Die Wehrpflicht soll bald verkürzt werden. Abendblatt.de sprach mit dem Paritätischen Wohlfahrtsverband über die Folgen für den Zivildienst.

Hamburg. Der Deutsche Paritätische Wohlfahrtsverband hat von der Bundesregierung „Tempo“ gefordert, um die Verkürzung des Wehr- und Zivildienstes neu zu regeln. Abendblatt.de sprach mit dem Abteilungsleiter für Soziale Arbeit beim Paritätischen Gesamtverband, Thomas Niermann.

abendblatt.de: Wenn sich der Wehrdienst für die schon im Oktober 2010 Einberufenen auf sechs Monate verkürzt, verkürzt sich dann automatisch auch der Zivildienst und welche Konsequenzen hätte das aus Sicht des Paritätischen Wohlfahrtsverbandes für die Zivis und diejenigen, die Sie betreuen?

Thomas Niermann: Die im Koalitionsvertrag angekündigte Frist zur Einführung eines verkürzten Wehrdienstes und damit auch einer Verkürzung des Zivildienstes zum 1.1.2011 war bereits sehr knapp bemessen. Die Ankündigung, die Verkürzung nun kurzfristig drei Monate vorzuziehen, führt in der Praxis zu weiterer Verunsicherung. Den Zivildiensteinsatzstellen wird so jede Planungssicherheit genommen. Jetzt muss die Bundesregierung wirklich Tempo zeigen und umgehend verbindliche Anschlusslösungen wie zum Beispiel die Möglichkeit der freiwilligen Verlängerung des Zivildienstes auf den Weg bringen.

abendblatt.de: Macht ein kurzer Zivildienst in betreuenden Einrichtungen bei einer derart kurzen Dienstzeit überhaupt Sinn? Wenn es eine Berufsarmee gäbe, was würde dann aus dem Zivildienst?

Niermann: Mit der Verkürzung des Zivildienstes auf sechs Monate bleiben nach Abzug der Zeit für Einweisung und Lehrgänge netto noch drei, bestenfalls vier Monate übrig. Nutzen und Sinn des Zivildienstes werden damit komplett in Frage gestellt – für die jungen Männer selbst, für die Einsatzstellen und besonders natürlich für die Menschen, die von den Zivis betreut und begleitet werden und denen zugemutet wird, sich alle drei Monate auf neue Bezugspersonen einzustellen. Einige Einrichtungen haben bereits angekündigt, sich ganz aus dem Zivildienst zurückzuziehen.

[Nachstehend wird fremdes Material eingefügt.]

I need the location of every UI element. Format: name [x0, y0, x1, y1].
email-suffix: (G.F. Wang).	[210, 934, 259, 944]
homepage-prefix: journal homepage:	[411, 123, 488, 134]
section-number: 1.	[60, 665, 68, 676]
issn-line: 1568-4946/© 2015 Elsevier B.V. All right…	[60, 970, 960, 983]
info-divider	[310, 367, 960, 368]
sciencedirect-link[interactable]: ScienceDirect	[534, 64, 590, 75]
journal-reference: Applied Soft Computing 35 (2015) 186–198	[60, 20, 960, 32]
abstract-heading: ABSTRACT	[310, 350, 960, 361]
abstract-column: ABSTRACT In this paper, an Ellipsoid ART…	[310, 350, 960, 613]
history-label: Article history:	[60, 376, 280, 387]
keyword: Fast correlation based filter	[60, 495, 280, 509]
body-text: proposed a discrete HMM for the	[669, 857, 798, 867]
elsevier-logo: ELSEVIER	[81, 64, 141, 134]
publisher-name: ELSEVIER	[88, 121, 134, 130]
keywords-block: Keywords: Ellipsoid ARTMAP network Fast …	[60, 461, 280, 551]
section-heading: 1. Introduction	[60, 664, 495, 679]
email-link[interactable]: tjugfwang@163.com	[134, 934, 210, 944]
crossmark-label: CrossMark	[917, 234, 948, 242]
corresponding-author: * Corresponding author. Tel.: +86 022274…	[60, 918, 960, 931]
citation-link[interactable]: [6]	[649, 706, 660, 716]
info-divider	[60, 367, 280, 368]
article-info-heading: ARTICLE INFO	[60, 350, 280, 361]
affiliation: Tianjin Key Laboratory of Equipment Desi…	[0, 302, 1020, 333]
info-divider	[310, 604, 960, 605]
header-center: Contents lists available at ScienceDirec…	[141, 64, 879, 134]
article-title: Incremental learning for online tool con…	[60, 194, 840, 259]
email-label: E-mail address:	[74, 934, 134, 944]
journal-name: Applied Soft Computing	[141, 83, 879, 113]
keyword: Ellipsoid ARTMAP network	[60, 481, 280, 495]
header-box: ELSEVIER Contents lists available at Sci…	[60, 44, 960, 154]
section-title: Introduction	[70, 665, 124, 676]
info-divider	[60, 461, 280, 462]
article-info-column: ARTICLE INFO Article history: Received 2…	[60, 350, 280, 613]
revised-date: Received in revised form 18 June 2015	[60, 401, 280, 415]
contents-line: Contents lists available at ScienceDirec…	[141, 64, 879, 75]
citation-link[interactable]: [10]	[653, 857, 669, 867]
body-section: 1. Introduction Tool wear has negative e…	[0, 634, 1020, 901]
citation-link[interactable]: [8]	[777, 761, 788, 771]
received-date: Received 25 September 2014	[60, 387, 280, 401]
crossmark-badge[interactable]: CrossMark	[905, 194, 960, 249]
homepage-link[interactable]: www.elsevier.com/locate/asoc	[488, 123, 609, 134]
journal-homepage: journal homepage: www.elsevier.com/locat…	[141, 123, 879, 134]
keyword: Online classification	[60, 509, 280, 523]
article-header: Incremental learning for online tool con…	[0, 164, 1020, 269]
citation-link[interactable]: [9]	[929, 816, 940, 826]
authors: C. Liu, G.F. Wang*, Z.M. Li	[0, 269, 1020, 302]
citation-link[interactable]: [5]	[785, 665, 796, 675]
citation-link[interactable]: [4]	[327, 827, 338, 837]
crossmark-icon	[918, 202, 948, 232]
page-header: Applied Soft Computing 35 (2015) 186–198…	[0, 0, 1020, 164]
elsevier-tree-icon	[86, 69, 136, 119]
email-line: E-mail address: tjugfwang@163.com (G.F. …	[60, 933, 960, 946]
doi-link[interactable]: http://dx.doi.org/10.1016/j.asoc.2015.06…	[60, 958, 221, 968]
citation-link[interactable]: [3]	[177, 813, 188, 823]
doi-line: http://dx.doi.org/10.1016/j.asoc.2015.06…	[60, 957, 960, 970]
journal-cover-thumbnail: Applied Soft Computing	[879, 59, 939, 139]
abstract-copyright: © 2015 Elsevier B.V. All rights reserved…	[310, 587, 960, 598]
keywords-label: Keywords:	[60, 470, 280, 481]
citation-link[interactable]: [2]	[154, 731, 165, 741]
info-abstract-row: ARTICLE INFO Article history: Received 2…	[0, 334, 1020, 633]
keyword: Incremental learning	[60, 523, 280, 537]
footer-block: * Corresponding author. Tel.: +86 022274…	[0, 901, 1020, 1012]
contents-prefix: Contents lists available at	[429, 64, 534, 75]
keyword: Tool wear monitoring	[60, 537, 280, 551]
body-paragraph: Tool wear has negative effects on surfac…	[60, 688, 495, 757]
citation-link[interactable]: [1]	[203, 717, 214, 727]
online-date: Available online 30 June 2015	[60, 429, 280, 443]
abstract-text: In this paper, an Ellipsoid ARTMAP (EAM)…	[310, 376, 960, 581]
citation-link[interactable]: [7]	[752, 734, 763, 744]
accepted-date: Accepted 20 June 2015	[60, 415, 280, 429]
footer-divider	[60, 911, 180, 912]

abendblatt.de: Macht es aus Ihrer Sicht Sinn, auch über eine Dienstpflicht für junge Frauen nachzudenken? Und wie wäre diese ausgestaltet?

Niermann: Der Paritätische war nie ein Anhänger von Pflichtdiensten. Wir sind grundsätzlich für den Ausbau freiwilliger Dienste, die sowohl jungen Männern als auch Frauen Einblicke und sinnstiftende Lernerfahrungen in der sozialen Arbeit ermöglichen. Rund 35.000 junge Menschen engagieren sich derzeit im Rahmen eines Freiwilligen Sozialen Jahres, doppelt so viele Bewerber hätten Interesse an einem FSJ. Hier liegt enormes Potenzial, das genutzt und entsprechend gefördert werden sollte.